Output vs. Outcomes
Feb 14, 2017 2:20 PM PT
I got a wakeup call from reading "You Need to Manage Digital Projects for Outcomes, Not Outputs," a Harvard Business Review article by Jeff Gothelf and Josh Seiden. The headline says it all.
How many times have we been lulled into complacency over getting a project or a product done but not necessarily well received, because it was someone else's gig? This is a great reminder that the job isn't done simply because we produce something and shove it out the door.
It's also a cue to pay close attention to what our CRM systems tell us.
Is It Done Yet?
If you look at this idea a certain way, it's telling us that our concept of a product has changed -- it actually changed a long time ago, but old rationales persist. A product is no longer the thing itself -- it is the thing plus all the services, processes and procedures we attach. Geoffrey Moore and Regis McKenna before him called it "whole product."
For a long time, whole product was an idea that many businesses could ignore safely. That group is smaller today, but it still exists. The big turning point was the invention of the subscription, or selling a product as a service.
Suddenly, it was a lot harder to push a product out the door and forget about it. Subscription vendors don't make much money on an individual sale and must retain customers for repeat business or they're lost.
Recruiting new customers in this scenario is expensive and can drain the coffers. So getting to outcomes and not simply output for them is critical. What's also critical is that customers get it, and they've been trained to expect subscription-like services from any vendor regardless of what's on offer.
Maneuvering in the Fog
Gothelf and Seiden's article introduces the idea of mission command -- something we might have thought of as taking initiative back in the day. The Prussian army, interestingly, spawned this alternative viewpoint, according to the article.
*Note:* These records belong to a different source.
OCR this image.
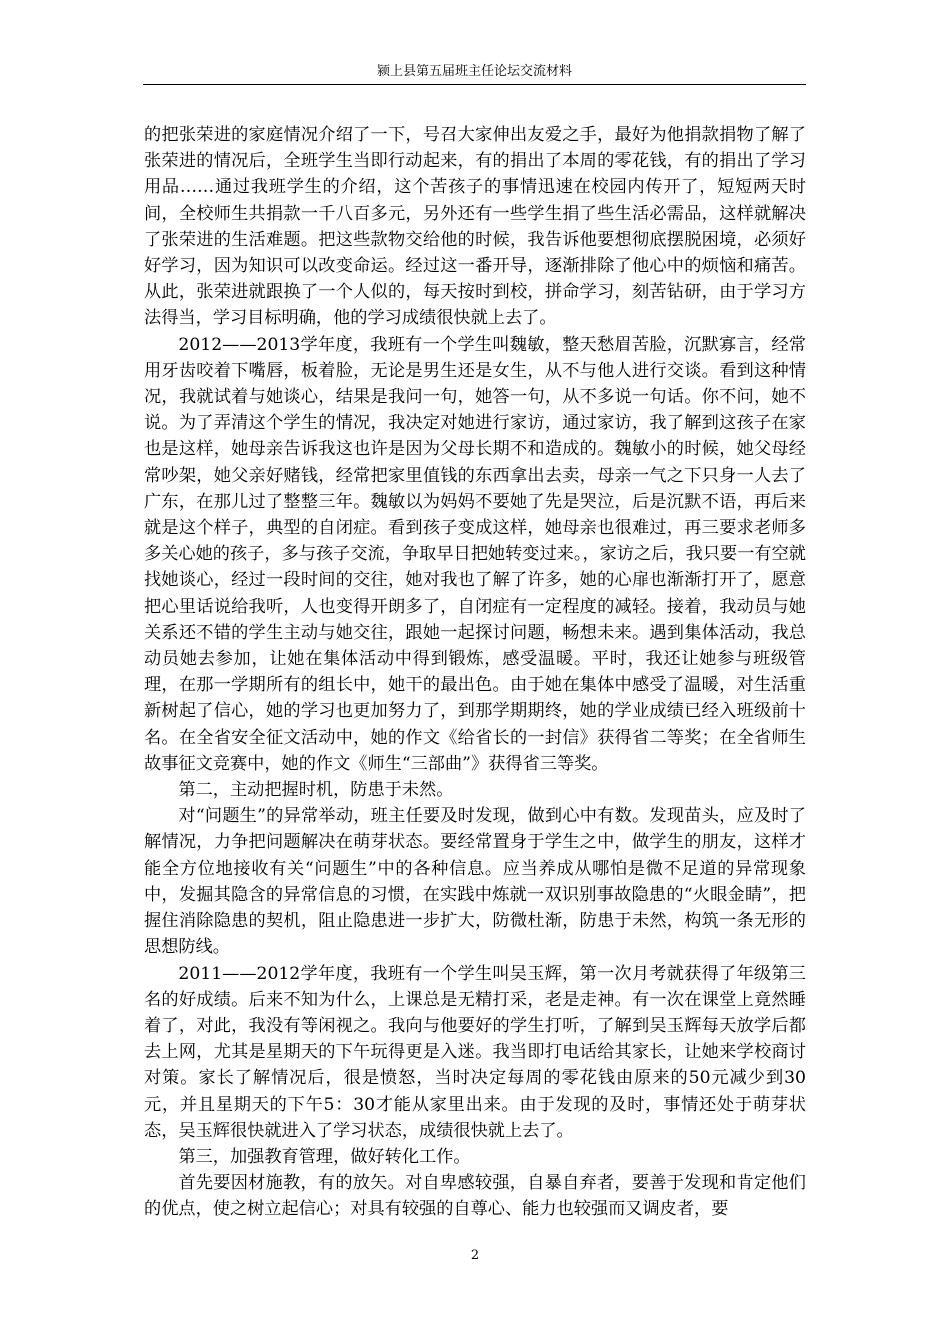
颍上县第五届班主任论坛交流材料

的把张荣进的家庭情况介绍了一下，号召大家伸出友爱之手，最好为他捐款捐物了解了张荣进的情况后，全班学生当即行动起来，有的捐出了本周的零花钱，有的捐出了学习用品……通过我班学生的介绍，这个苦孩子的事情迅速在校园内传开了，短短两天时间，全校师生共捐款一千八百多元，另外还有一些学生捐了些生活必需品，这样就解决了张荣进的生活难题。把这些款物交给他的时候，我告诉他要想彻底摆脱困境，必须好好学习，因为知识可以改变命运。经过这一番开导，逐渐排除了他心中的烦恼和痛苦。从此，张荣进就跟换了一个人似的，每天按时到校，拼命学习，刻苦钻研，由于学习方法得当，学习目标明确，他的学习成绩很快就上去了。

2012——2013学年度，我班有一个学生叫魏敏，整天愁眉苦脸，沉默寡言，经常用牙齿咬着下嘴唇，板着脸，无论是男生还是女生，从不与他人进行交谈。看到这种情况，我就试着与她谈心，结果是我问一句，她答一句，从不多说一句话。你不问，她不说。为了弄清这个学生的情况，我决定对她进行家访，通过家访，我了解到这孩子在家也是这样，她母亲告诉我这也许是因为父母长期不和造成的。魏敏小的时候，她父母经常吵架，她父亲好赌钱，经常把家里值钱的东西拿出去卖，母亲一气之下只身一人去了广东，在那儿过了整整三年。魏敏以为妈妈不要她了先是哭泣，后是沉默不语，再后来就是这个样子，典型的自闭症。看到孩子变成这样，她母亲也很难过，再三要求老师多多关心她的孩子，多与孩子交流，争取早日把她转变过来。，家访之后，我只要一有空就找她谈心，经过一段时间的交往，她对我也了解了许多，她的心扉也渐渐打开了，愿意把心里话说给我听，人也变得开朗多了，自闭症有一定程度的减轻。接着，我动员与她关系还不错的学生主动与她交往，跟她一起探讨问题，畅想未来。遇到集体活动，我总动员她去参加，让她在集体活动中得到锻炼，感受温暖。平时，我还让她参与班级管理，在那一学期所有的组长中，她干的最出色。由于她在集体中感受了温暖，对生活重新树起了信心，她的学习也更加努力了，到那学期期终，她的学业成绩已经入班级前十名。在全省安全征文活动中，她的作文《给省长的一封信》获得省二等奖；在全省师生故事征文竞赛中，她的作文《师生“三部曲”》获得省三等奖。

第二，主动把握时机，防患于未然。

对“问题生”的异常举动，班主任要及时发现，做到心中有数。发现苗头，应及时了解情况，力争把问题解决在萌芽状态。要经常置身于学生之中，做学生的朋友，这样才能全方位地接收有关“问题生”中的各种信息。应当养成从哪怕是微不足道的异常现象中，发掘其隐含的异常信息的习惯，在实践中炼就一双识别事故隐患的“火眼金睛”，把握住消除隐患的契机，阻止隐患进一步扩大，防微杜渐，防患于未然，构筑一条无形的思想防线。

2011——2012学年度，我班有一个学生叫吴玉辉，第一次月考就获得了年级第三名的好成绩。后来不知为什么，上课总是无精打采，老是走神。有一次在课堂上竟然睡着了，对此，我没有等闲视之。我向与他要好的学生打听，了解到吴玉辉每天放学后都去上网，尤其是星期天的下午玩得更是入迷。我当即打电话给其家长，让她来学校商讨对策。家长了解情况后，很是愤怒，当时决定每周的零花钱由原来的50元减少到30元，并且星期天的下午5：30才能从家里出来。由于发现的及时，事情还处于萌芽状态，吴玉辉很快就进入了学习状态，成绩很快就上去了。

第三，加强教育管理，做好转化工作。

首先要因材施教，有的放矢。对自卑感较强，自暴自弃者，要善于发现和肯定他们的优点，使之树立起信心；对具有较强的自尊心、能力也较强而又调皮者，要

2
In essence, it holds that we should rely on individuals to make good decisions to achieve outcomes. This is especially true in war, an area the Prussians excelled at. In the fog of war, the best-laid plans often can be rendered useless by events, so it's important to instill in individuals an understanding of the mission and objectives, while giving great latitude to act in the moment.
If you think the answer is to do more detailed planning, then go back to the fog of war -- it dashes plans with aplomb. Giving the individual latitude in achieving outcomes, therefore, is critical.
Mission command sounds a lot like what it was like to be in sales a few years ago. Communication was primitive; you met with a sales manager once a month and reviewed the pipeline updating as you went along.
The rep had a territory and was responsible for whatever happened in it, so it was incumbent upon the rep to take actions that would benefit the company without checking in with headquarters all the time.
What's new is the emphasis it places on the individual to get things done in spite of AI, machine learning and other nifty new decision-support tools.
Measuring Outcome Success
We're accustomed to staying in our lanes and doing our jobs today, expecting that once a thing is produced that others will take responsibility to get the desired outcome. That's not a terrible division of labor, but it isn't the way things always have been, Gothelf and Seiden pointed out, and the Prussian retrospective experience was useful.
This got me thinking about AI and ML, which lately have invaded the CRM space. It also made me rethink my assertion that these technologies can help us avoid the mistakes humans make when we let our brains short circuit by relying on heuristics rather than actually thinking something through.
It tells me concretely that we need to find the right balance between being freewheeling independent actors in business, and becoming slaves to the information that our systems spit out. It all comes down to what Eric Brynjolfsson and Andrew McAfee wrote about in "The Second Machine Age": that we have to find optimal ways to leverage our machines in a 1+1=3 model.
For me, it all comes down to better listening skills, which start with asking better questions. Open-ended questions about customers' likes, dislikes, and especially customers' feelings related to our products, are the things most likely to tell us how we're doing relative to outcomes and not simply output.
The further we progress in this, the more I see a bifurcation happening. We use a lot of quantitative data to determine success in our output goals, but we need to do better with qualitative data to gauge success in outcomes. We still don't do enough with qualitative data, and if I were an investor, I might look into novel solutions in that area.